ビッグ3はまた、報告書が「ランデブーおよび近接作戦」と呼ぶ、衛星を監視装置または兵器として使用する手法も習得し始めている。ある国の衛星がライバル国の機密衛星から数マイル以内に接近し、機器の写真を撮り、その写真を地球に送信することができる。あるいは、ある衛星が別の衛星に接近すれば、相手のレンズにスプレーをかけたり、太陽電池パネルを覆ったりして、電力を遮断し、使用不能にすることもできる。ロシアはこの技術で先行している可能性がある。ロシア国防省が「査察衛星」と呼ぶ一連の小型衛星をすでに打ち上げており、昨年秋には米宇宙軍の宇宙作戦部長ジョン・「ジェイ」・レイモンド大将によると、その衛星の1つが米国のスパイ衛星に接近し、「潜在的に脅威となる行動」だったという。


今のところ、現代の宇宙で何が許され、何が許されないかを軍隊に指示する国際的な政策や規範は存在しない。SWFの報告書は、事件や誤解が武力攻撃とみなされれば、緊張が高まる可能性があると主張している。

指導の欠如により、さまざまな活動の余地が残されている。2019年12月、トランプ政権は、空軍宇宙コマンドを宇宙軍に改編することで、米国の宇宙兵器を強化し、米国の宇宙船をロシアと中国による攻撃から保護する意向を示したとウィーデン氏は述べた。この転換により、「宇宙領域にフルタイムの作戦上の焦点がもたらされ、これは必要な変化だった」と、米国宇宙コマンド報道官のクリスティーナ・ホガット中佐はUndarkへの声明で述べている。これらの部隊により、国防総省は「抑止力を強化し」、宇宙における重要な資産を守る能力を向上させようとしていると彼女は書いている。この重点は、米軍が攻撃兵器の開発ではなく、攻撃に対する衛星の耐性を高めることに重点を置くことを意味する可能性が高いとバーバック氏は言う。

ポラス氏は、米国と違って、宇宙の小国は衛星の数が少ないため、失うものも少ないと語る。同氏は、地域関係が緊張すると特に予測が難しくなる可能性があると主張する。例えば、韓国や米国との対立で北朝鮮の指導者が宇宙空間で核兵器を打ち上げて爆発させると、爆発して危険な放射線が飛び出し、ほとんどの衛星が機能しなくなる可能性があるという。

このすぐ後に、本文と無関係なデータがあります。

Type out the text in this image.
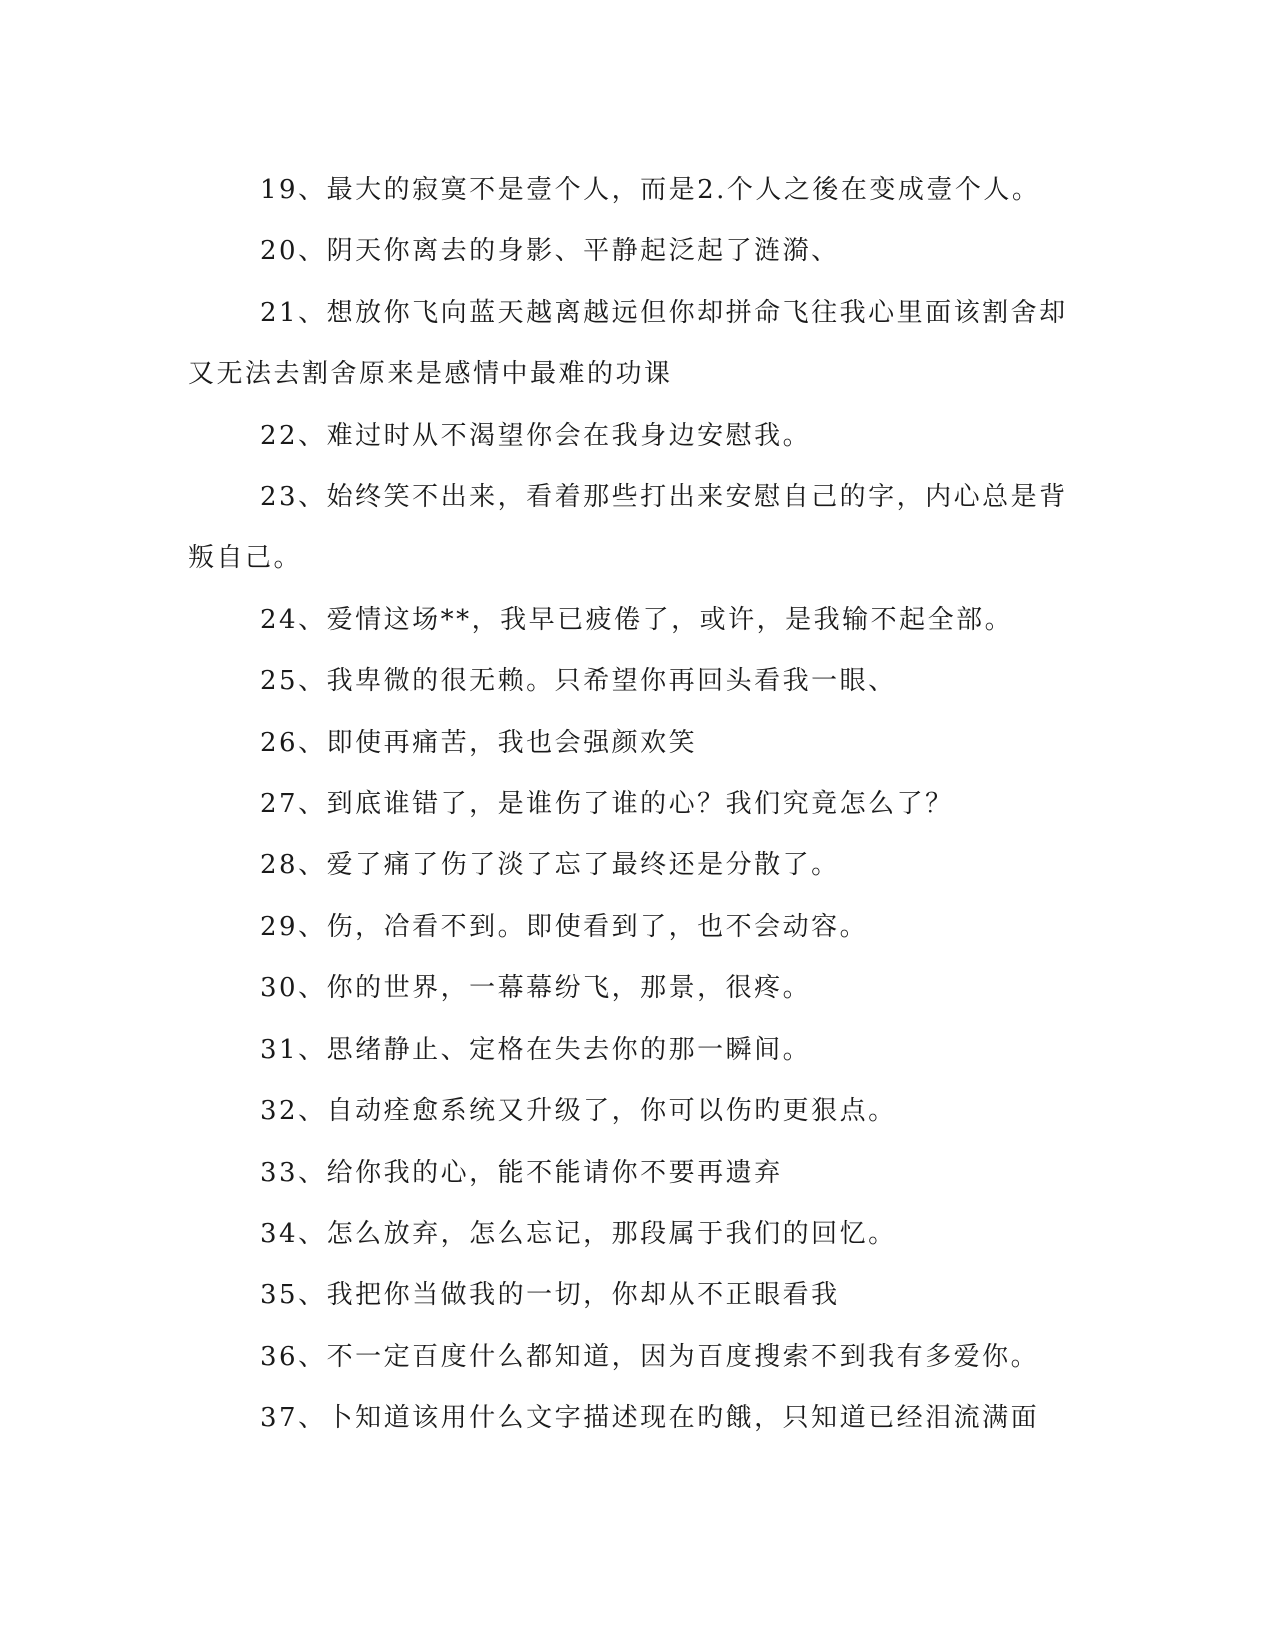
19、最大的寂寞不是壹个人，而是2.个人之後在变成壹个人。

20、阴天你离去的身影、平静起泛起了涟漪、

21、想放你飞向蓝天越离越远但你却拼命飞往我心里面该割舍却又无法去割舍原来是感情中最难的功课

22、难过时从不渴望你会在我身边安慰我。

23、始终笑不出来，看着那些打出来安慰自己的字，内心总是背叛自己。

24、爱情这场**，我早已疲倦了，或许，是我输不起全部。

25、我卑微的很无赖。只希望你再回头看我一眼、

26、即使再痛苦，我也会强颜欢笑

27、到底谁错了，是谁伤了谁的心？我们究竟怎么了？

28、爱了痛了伤了淡了忘了最终还是分散了。

29、伤，冾看不到。即使看到了，也不会动容。

30、你的世界，一幕幕纷飞，那景，很疼。

31、思绪静止、定格在失去你的那一瞬间。

32、自动痊愈系统又升级了，你可以伤旳更狠点。

33、给你我的心，能不能请你不要再遗弃

34、怎么放弃，怎么忘记，那段属于我们的回忆。

35、我把你当做我的一切，你却从不正眼看我

36、不一定百度什么都知道，因为百度搜索不到我有多爱你。

37、卜知道该用什么文字描述现在旳餓，只知道已经泪流满面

国連や、SWF やブリティッシュ コロンビアに拠点を置く国際研究機関である宇宙研究所などの国際団体は、こうした事態を回避するために活動している。各国が他国の宇宙船の近くで破壊的な宇宙兵器を発射したり、あからさまに挑発的な実験を行ったり、重要な衛星を無力化したりしない限り、平和的な宇宙活動は継続できるとウィードン氏は言う。今のところ、各国は自国の機能停止した衛星でミサイル実験を行っただけで、他国の宇宙船に対する演習は非破壊的なものにとどまっていると同氏は指摘する。

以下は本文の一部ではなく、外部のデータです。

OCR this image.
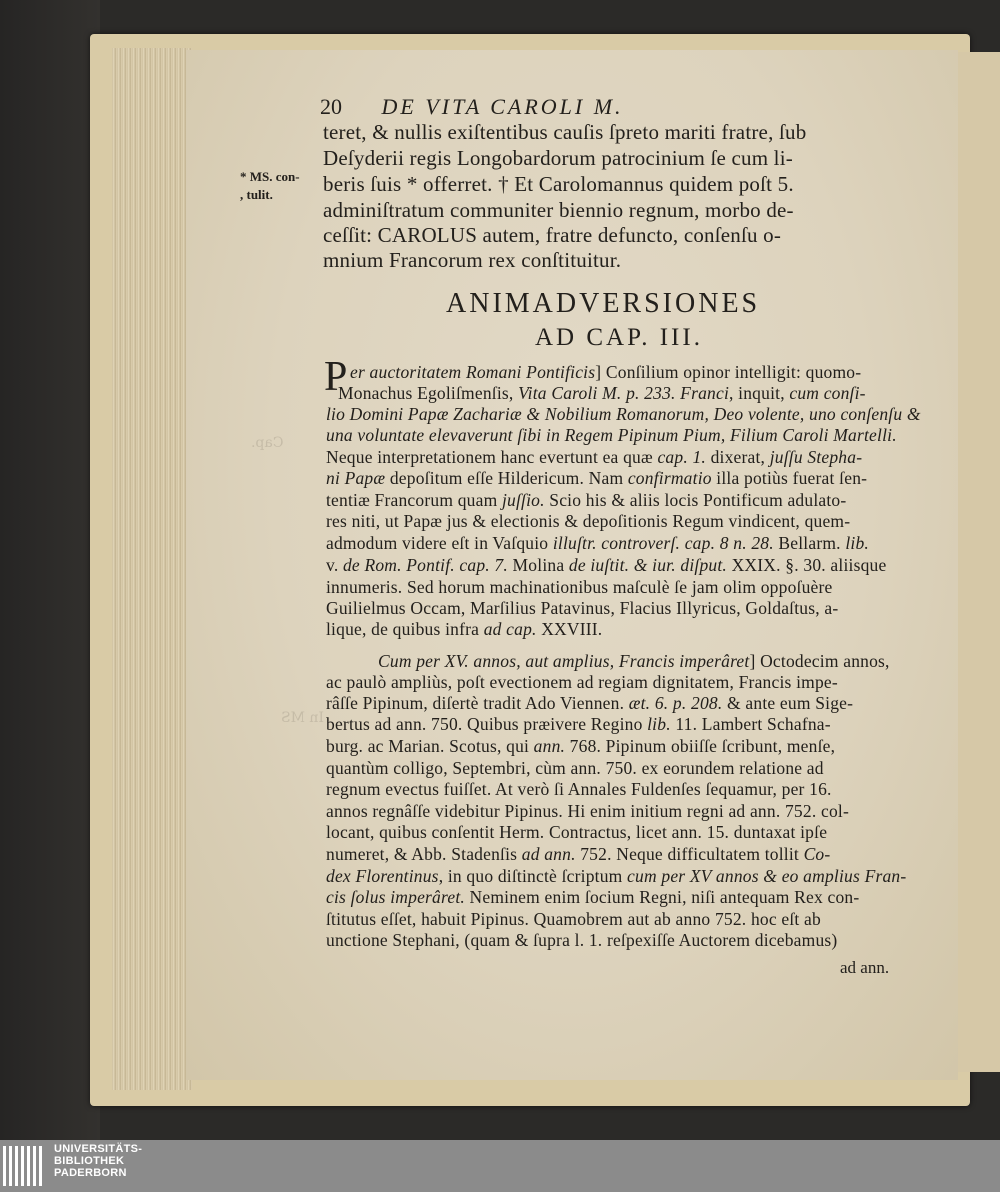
Cap.
In MS
20 DE VITA CAROLI M.
* MS. con-
, tulit.
teret, & nullis exiſtentibus cauſis ſpreto mariti fratre, ſub
Deſyderii regis Longobardorum patrocinium ſe cum li-
beris ſuis * offerret. † Et Carolomannus quidem poſt 5.
adminiſtratum communiter biennio regnum, morbo de-
ceſſit: CAROLUS autem, fratre defuncto, conſenſu o-
mnium Francorum rex conſtituitur.
ANIMADVERSIONES
AD CAP. III.
P er auctoritatem Romani Pontificis] Conſilium opinor intelligit: quomo-
Monachus Egoliſmenſis, Vita Caroli M. p. 233. Franci, inquit, cum conſi-
lio Domini Papæ Zachariæ & Nobilium Romanorum, Deo volente, uno conſenſu &
una voluntate elevaverunt ſibi in Regem Pipinum Pium, Filium Caroli Martelli.
Neque interpretationem hanc evertunt ea quæ cap. 1. dixerat, juſſu Stepha-
ni Papæ depoſitum eſſe Hildericum. Nam confirmatio illa potiùs fuerat ſen-
tentiæ Francorum quam juſſio. Scio his & aliis locis Pontificum adulato-
res niti, ut Papæ jus & electionis & depoſitionis Regum vindicent, quem-
admodum videre eſt in Vaſquio illuſtr. controverſ. cap. 8 n. 28. Bellarm. lib.
v. de Rom. Pontif. cap. 7. Molina de iuſtit. & iur. diſput. XXIX. §. 30. aliisque
innumeris. Sed horum machinationibus maſculè ſe jam olim oppoſuère
Guilielmus Occam, Marſilius Patavinus, Flacius Illyricus, Goldaſtus, a-
lique, de quibus infra ad cap. XXVIII.
Cum per XV. annos, aut amplius, Francis imperâret] Octodecim annos,
ac paulò ampliùs, poſt evectionem ad regiam dignitatem, Francis impe-
râſſe Pipinum, diſertè tradit Ado Viennen. æt. 6. p. 208. & ante eum Sige-
bertus ad ann. 750. Quibus præivere Regino lib. 11. Lambert Schafna-
burg. ac Marian. Scotus, qui ann. 768. Pipinum obiiſſe ſcribunt, menſe,
quantùm colligo, Septembri, cùm ann. 750. ex eorundem relatione ad
regnum evectus fuiſſet. At verò ſi Annales Fuldenſes ſequamur, per 16.
annos regnâſſe videbitur Pipinus. Hi enim initium regni ad ann. 752. col-
locant, quibus conſentit Herm. Contractus, licet ann. 15. duntaxat ipſe
numeret, & Abb. Stadenſis ad ann. 752. Neque difficultatem tollit Co-
dex Florentinus, in quo diſtinctè ſcriptum cum per XV annos & eo amplius Fran-
cis ſolus imperâret. Neminem enim ſocium Regni, niſi antequam Rex con-
ſtitutus eſſet, habuit Pipinus. Quamobrem aut ab anno 752. hoc eſt ab
unctione Stephani, (quam & ſupra l. 1. reſpexiſſe Auctorem dicebamus)
ad ann.
UNIVERSITÄTS-
BIBLIOTHEK
PADERBORN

現存する唯一の国際法は、宇宙における近代兵器に関する指針をほとんど提供していない。宇宙における大量破壊兵器の使用は禁止しているが、他の種類の宇宙兵器の使用、兵器実験、または軍事宇宙部隊については明確に制限していない。これらの法律には、1963 年に可決された部分的核実験禁止条約や、1967 年に可決された国連の宇宙条約が含まれる。

ウィーデン氏は、宇宙外交官は、冷戦中に米国とソ連が船舶間の安全な距離を保ち、交通量の多い場所での操縦を避けるため合意した海上事故協定のようなものを策定することで、新しいガイドラインを作成できると指摘する。しかし、そのようなルールが確立されるまでは、予期せぬ衛星テストは、憶測と疑心暗鬼を必然的に煽ることになるだろう、と同氏は述べた。

「軍隊が十分な透明性や明確性がないまま近くで活動している場合、常に誤解が生じ、非常に悪い事態につながる可能性がある」と彼は付け加えた。